The Khan has affixed the punishment of death, not only for adultery, but to other offences against religion, so that in the first years of his reign, the Ulemas were even obliged to cool his religious zeal; still no day passes, but someone is led away from an audience with the Khan, hearing first the fatal words pronounced, which are his doom, 'Alib barin' (away with him).

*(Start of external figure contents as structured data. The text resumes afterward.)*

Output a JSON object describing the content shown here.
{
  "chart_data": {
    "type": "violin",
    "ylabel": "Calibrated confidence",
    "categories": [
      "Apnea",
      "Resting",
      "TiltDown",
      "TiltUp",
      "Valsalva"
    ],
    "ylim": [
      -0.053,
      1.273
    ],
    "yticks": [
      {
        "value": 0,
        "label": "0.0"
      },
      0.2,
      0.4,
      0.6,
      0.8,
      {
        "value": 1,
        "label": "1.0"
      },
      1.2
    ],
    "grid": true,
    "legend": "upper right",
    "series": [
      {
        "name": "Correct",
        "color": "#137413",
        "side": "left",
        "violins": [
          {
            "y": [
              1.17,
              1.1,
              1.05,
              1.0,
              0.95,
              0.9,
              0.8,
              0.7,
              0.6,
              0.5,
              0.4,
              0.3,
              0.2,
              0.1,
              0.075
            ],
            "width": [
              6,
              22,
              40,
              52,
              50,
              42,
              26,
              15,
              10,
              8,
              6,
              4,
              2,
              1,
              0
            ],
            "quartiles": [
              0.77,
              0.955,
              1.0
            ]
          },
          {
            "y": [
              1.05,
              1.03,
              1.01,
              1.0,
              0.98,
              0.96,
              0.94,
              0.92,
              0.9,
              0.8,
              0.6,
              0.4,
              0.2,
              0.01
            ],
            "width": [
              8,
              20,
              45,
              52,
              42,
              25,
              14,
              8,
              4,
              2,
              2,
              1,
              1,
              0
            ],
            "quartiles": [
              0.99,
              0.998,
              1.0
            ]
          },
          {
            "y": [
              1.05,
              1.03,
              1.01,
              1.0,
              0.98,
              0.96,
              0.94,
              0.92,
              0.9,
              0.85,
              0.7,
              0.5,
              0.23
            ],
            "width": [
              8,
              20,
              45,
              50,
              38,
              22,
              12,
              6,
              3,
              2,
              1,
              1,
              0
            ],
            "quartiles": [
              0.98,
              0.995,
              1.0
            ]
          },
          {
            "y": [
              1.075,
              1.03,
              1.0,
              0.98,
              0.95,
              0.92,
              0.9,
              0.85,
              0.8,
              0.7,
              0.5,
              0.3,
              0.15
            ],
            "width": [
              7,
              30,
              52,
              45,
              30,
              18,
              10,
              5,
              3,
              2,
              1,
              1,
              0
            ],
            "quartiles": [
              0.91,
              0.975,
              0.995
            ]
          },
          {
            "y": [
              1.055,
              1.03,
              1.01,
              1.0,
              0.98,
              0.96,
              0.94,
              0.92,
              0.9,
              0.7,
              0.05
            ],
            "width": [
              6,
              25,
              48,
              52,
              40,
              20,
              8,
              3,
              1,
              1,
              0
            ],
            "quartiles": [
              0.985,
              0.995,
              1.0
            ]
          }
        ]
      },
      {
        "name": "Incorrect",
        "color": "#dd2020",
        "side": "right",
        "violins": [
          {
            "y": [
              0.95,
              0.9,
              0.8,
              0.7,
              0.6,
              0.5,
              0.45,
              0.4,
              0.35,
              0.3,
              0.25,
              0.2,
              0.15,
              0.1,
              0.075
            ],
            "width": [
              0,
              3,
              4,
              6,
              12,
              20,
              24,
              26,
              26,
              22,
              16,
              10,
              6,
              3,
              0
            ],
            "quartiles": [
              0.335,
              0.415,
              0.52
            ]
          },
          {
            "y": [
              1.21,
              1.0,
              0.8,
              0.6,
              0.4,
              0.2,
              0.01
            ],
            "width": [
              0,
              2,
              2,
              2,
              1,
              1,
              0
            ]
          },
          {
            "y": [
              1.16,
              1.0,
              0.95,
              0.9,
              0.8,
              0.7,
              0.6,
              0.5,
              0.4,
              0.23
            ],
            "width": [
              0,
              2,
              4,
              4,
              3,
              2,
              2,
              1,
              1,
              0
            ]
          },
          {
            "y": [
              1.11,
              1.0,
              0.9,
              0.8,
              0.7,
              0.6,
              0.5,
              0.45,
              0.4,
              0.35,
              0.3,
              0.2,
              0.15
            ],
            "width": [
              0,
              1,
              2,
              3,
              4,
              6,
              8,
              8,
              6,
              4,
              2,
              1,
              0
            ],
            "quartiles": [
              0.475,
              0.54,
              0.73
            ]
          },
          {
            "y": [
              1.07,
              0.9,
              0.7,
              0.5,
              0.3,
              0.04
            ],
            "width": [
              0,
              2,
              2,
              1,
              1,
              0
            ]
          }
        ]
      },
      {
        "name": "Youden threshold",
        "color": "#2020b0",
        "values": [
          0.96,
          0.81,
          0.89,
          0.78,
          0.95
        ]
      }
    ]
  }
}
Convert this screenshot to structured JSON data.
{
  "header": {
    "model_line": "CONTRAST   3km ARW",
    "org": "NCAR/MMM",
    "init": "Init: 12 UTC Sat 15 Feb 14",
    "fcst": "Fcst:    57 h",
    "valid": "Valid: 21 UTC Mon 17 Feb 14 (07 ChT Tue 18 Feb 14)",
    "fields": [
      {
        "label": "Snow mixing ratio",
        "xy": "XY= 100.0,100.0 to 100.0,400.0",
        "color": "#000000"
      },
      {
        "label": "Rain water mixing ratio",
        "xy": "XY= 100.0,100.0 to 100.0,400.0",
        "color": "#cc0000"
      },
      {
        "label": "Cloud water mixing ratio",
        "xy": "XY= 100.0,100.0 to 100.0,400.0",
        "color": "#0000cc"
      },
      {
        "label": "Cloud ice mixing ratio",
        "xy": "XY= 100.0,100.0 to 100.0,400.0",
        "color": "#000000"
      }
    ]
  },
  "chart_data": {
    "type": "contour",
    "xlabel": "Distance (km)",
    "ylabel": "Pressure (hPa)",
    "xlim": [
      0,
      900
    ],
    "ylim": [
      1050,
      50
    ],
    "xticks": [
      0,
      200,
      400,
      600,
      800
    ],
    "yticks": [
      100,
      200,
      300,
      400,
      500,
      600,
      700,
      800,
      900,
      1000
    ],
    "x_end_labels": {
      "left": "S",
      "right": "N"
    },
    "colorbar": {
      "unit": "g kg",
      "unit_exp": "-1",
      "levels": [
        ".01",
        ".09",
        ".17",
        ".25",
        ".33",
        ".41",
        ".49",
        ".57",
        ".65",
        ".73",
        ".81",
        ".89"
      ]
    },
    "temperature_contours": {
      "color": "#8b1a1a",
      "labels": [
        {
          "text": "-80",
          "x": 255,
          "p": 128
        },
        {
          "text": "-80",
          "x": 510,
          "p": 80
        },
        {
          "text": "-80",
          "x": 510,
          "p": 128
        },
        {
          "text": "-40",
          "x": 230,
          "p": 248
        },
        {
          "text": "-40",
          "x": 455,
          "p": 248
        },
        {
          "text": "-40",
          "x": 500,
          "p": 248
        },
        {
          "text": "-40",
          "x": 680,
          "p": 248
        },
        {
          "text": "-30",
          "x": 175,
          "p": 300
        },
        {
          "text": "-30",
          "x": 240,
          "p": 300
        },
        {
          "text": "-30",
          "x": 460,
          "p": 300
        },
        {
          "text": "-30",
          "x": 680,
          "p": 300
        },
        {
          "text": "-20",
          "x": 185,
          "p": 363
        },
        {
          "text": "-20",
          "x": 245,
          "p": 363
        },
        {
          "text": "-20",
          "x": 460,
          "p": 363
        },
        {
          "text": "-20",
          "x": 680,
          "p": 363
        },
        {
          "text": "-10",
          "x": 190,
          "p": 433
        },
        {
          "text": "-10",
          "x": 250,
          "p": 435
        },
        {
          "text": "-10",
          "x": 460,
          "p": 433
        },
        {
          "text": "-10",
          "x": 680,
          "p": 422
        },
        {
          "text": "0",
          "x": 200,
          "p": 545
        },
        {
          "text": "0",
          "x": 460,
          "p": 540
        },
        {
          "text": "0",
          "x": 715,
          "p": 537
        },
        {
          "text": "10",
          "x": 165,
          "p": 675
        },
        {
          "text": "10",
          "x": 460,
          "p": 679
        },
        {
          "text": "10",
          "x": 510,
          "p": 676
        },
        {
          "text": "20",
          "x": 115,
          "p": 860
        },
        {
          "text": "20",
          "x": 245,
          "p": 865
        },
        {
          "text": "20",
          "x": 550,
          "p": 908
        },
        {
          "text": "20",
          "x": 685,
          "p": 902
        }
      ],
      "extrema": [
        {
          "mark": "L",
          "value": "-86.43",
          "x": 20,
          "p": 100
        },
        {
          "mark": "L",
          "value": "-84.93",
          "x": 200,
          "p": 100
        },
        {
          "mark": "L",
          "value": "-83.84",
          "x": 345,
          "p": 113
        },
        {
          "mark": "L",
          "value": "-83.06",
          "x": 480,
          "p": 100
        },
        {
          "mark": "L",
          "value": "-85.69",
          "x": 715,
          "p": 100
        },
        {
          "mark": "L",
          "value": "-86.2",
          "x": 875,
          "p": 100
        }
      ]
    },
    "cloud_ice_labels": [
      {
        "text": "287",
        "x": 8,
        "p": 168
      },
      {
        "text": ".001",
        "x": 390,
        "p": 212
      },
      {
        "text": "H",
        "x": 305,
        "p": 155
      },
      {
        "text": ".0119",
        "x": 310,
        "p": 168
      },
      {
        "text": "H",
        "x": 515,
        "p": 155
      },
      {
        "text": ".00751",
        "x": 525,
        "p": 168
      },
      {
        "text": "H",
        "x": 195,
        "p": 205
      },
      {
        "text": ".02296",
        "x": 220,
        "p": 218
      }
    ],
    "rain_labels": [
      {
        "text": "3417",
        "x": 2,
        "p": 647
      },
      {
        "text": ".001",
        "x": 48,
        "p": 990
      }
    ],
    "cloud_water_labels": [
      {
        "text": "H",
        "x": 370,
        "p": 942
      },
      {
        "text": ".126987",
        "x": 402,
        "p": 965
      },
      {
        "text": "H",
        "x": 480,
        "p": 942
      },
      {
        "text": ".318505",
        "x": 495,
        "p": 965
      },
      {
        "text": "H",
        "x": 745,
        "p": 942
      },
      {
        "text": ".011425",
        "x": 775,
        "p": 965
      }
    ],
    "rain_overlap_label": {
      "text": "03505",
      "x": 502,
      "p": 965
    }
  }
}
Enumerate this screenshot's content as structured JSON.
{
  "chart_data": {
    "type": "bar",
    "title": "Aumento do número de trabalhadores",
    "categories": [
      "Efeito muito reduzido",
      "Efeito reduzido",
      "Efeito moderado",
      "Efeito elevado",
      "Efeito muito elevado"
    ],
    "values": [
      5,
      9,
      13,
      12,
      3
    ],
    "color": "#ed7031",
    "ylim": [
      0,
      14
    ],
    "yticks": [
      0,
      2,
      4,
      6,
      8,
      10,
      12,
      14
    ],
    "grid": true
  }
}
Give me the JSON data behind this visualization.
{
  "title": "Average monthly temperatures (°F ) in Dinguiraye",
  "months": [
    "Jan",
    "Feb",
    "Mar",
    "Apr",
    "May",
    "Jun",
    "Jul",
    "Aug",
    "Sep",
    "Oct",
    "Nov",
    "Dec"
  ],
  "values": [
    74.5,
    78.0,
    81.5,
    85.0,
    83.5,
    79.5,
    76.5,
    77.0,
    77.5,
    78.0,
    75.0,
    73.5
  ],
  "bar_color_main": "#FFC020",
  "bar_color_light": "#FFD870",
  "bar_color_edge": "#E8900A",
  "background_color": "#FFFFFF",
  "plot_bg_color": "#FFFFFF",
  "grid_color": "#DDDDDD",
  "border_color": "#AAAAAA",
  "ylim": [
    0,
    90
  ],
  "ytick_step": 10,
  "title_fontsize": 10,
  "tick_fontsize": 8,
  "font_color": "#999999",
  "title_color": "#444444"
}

I had almost forgotten to mention that the Yasaul led me to the treasurer to receive the sum for my daily board. My claim was soon settled; but this personage was engaged in so singular an occupation that I must not omit to particularise it. He was assorting the khilat (robes of honour) which were to be sent to the camp, to reward those who had distinguished themselves. They consisted of about four kinds of silken coats with staring colours, and large flowers worked in them in gold. I heard them styled four-headed, twelve-headed, twenty-headed, and forty-headed coats. As I could see upon them no heads at all in painting or embroidery, I demanded the reason of the appellation, and I was told that the most simple coats were the reward for having cut off four heads of enemies, and the most beautiful a recompense for forty heads, and that they were now being forwarded to the camp. Some one proceeded to tell me 'that if this was not an usage in Roam, I ought to go next morning to the principal square, where I should be a witness of this distribution.'

Accordingly, the next morning I did really see about a hundred horsemen arrive from the camp covered with dust. Each of them brought at least one prisoner with him, and amongst the number; women and children, also bound either to the tail of the horse or to the pommel of the saddle; besides all of which, he had buckled behind him a large sack containing the heads of his enemies, the evidence of his heroic exploits. On coming up he handed over the prisoners to the Khan, or some other great personage, then loosened his sack, seized it by the two lower corners, as if he were about to empty potatoes, and there rolled the bearded or beardless heads before the accountant, who kicked them together with his feet until a large heap was composed, consisting of several hundreds. Each hero had a receipt given to him for the number of heads delivered, and a few days later came the day of payment.